Using the simple rules developed over 60 years ago, people are discovering new solutions to their problems and creating new opportunities to advance their companies and their own careers. It is one of the most exciting things ever to be the inventor of a world-changing product and to become the creator of the world you want to live in. Brainstorming promises you this and more.

Every single day there is a brainstorming session being conducted somewhere in the world. New ideas are flooding out of these sessions and society is changing because of it. Join in with the progress and make your ideas heard.

Rules of Brainstorming

Rule 1: Postpone and withhold your judgment of ideas.

Do not pass judgment on ideas until the completion of the brainstorming session. Do not suggest that an idea won’t work or that it has negative side effects. All ideas are potentially good, so don’t judge them until afterwards. At this stage, avoid discussing the ideas at all, as this will inevitably involve either criticizing or complimenting them.

Rule 2: Encourage wild and exaggerated ideas.

It is much easier to tame a wild idea than it is to think of an immediately valid one in the first place. During brainstorming, then, the “wilder” the idea, the better. Shout out bizarre and unworkable ideas to see what they spark off. No idea is too ridiculous. State any outlandish ideas. Exaggerate ideas to the extreme.

Use creative thinking techniques and tools to start your thinking from a fresh direction.

Rule 3: Quantity counts at this stage, not quality.

Go for quantity of ideas at this point; narrow down the list later. All activities should be geared toward extracting as many ideas as possible in a given period.

The more creative ideas a person or a group has to choose from, the better. If the number of ideas at the end of the session is very large, there is a greater chance of finding a really good idea.

Keep each idea short, do not describe it in detail—just capture its essence. Brief clarifications can be requested. Think fast, reflect later.

Rule 4: Build on the ideas put forward by others.

Build and expand on the ideas of others. Try and add extra thoughts to each idea. Use other people’s ideas as inspiration for your own. Creative people are also good listeners. Combine several of the suggested ideas to explore new possibilities.
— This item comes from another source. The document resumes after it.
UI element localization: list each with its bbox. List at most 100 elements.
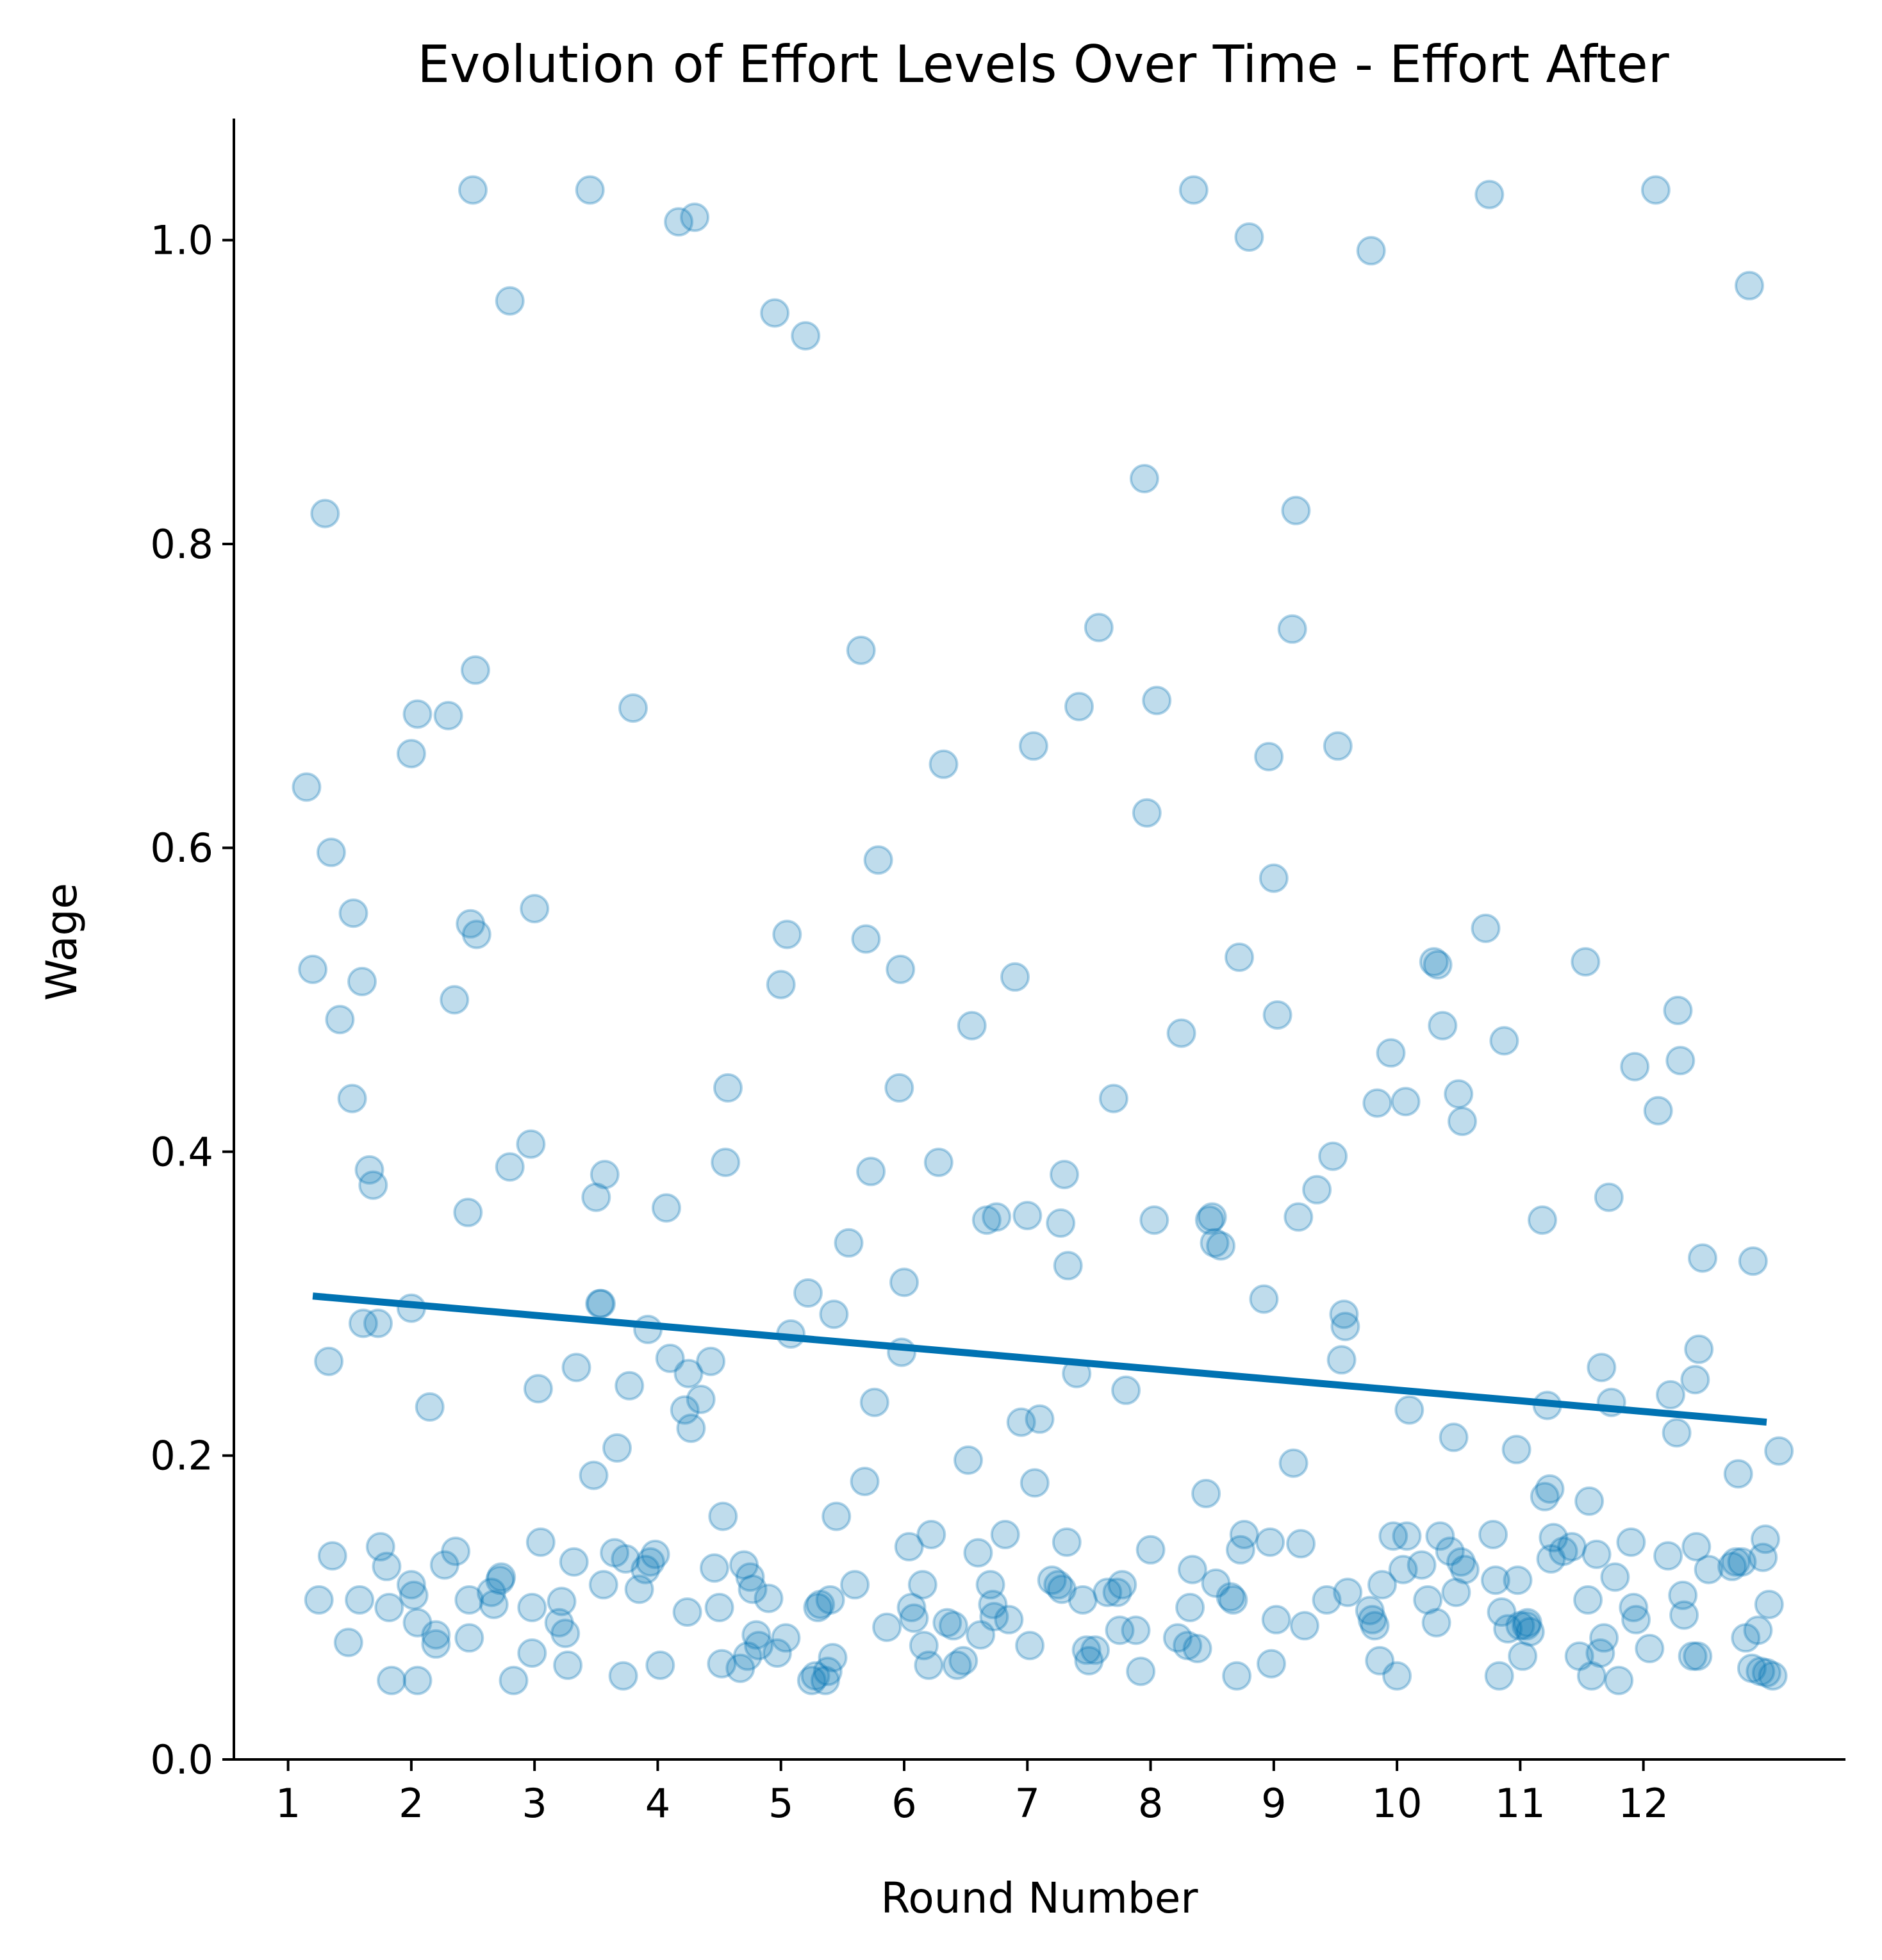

It’s just as valuable to be able to adapt and improve other people’s ideas as it is to generate the initial idea that sets off new trains of thought.

Rule 5: Every person and every idea has equal worth.

Every person has a valid viewpoint and a unique perspective on the situation and solution. In a brainstorming session you can always put forward ideas purely to spark off other people and not just as a final solution. Encourage everyone to participate, even if they feel they need to write their ideas on a piece of paper and pass them around. Encourage participation from everyone.

You will know that you have created a healthy brainstorming environment if everyone feels confident to contribute.